“That beats all!” he cried. “Why, that fellow is a regular blunder-heels. He can’t play marbles!”
“Wait and see. He’ll be another surprise, or I’m mistaken. He is a slugger with a stick, and no mistake. Tried to fool him one day, and he seemed able to rap out anything I gave him. He dug ’em out of the dirt with his bat, took ’em two feet off from the base, and reached up into the air and drove ’em out. The pitcher who tries to fool him will drop dead before the game is over.”
“Well,” said Bart, slowly, “you have seemed to be a pretty good judge of ball players, old man, but I think you are away off this time. You have named the most confounded aggregation ever seen around here.”
“The other side will be confounded,” smiled Frank. “Wait and see, old man. All I ask of you is to do your prettiest.”
“You may be sure I will.”
CHAPTER XIV.
OUT OF PRACTICE.
A large crowd turned out to witness the six-inning game between the ’varsity nine and Frank Merriwell’s “scrub” team. Yale was anxious about her ball team, for it was not showing up as well as it should, while Harvard and Princeton were said to be in prime condition.

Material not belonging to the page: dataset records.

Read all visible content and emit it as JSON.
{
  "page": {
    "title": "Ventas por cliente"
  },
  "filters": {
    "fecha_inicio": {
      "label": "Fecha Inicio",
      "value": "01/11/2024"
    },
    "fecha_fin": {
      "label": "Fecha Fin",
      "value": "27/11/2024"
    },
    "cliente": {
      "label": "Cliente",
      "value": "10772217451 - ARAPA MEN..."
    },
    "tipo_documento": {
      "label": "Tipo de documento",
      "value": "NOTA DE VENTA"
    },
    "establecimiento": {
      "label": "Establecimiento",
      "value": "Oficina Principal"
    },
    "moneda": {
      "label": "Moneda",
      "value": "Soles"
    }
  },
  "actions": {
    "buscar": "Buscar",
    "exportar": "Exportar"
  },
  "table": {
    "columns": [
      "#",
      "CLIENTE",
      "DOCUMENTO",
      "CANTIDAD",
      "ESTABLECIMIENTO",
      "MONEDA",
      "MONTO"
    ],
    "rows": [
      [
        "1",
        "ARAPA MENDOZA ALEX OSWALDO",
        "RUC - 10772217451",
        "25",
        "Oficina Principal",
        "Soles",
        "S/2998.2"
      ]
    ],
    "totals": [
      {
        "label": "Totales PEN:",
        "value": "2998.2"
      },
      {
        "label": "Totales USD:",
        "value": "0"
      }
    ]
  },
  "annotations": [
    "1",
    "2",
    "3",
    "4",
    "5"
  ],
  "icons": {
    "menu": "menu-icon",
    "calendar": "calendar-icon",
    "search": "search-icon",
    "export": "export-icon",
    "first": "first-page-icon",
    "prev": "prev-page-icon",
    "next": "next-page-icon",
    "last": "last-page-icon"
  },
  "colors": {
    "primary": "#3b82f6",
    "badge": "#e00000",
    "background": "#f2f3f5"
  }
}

Despite his popularity, Frank had enemies in college, and those enemies were circulating the report that his arm was “broken,” that he had a “dead wing,” and that his day as a pitcher was past. They declared Yale was leaning on a broken reed when it depended on Merriwell to win games.
There were stories about the new pitchers to be brought out by Harvard and Princeton. They were feared not a little.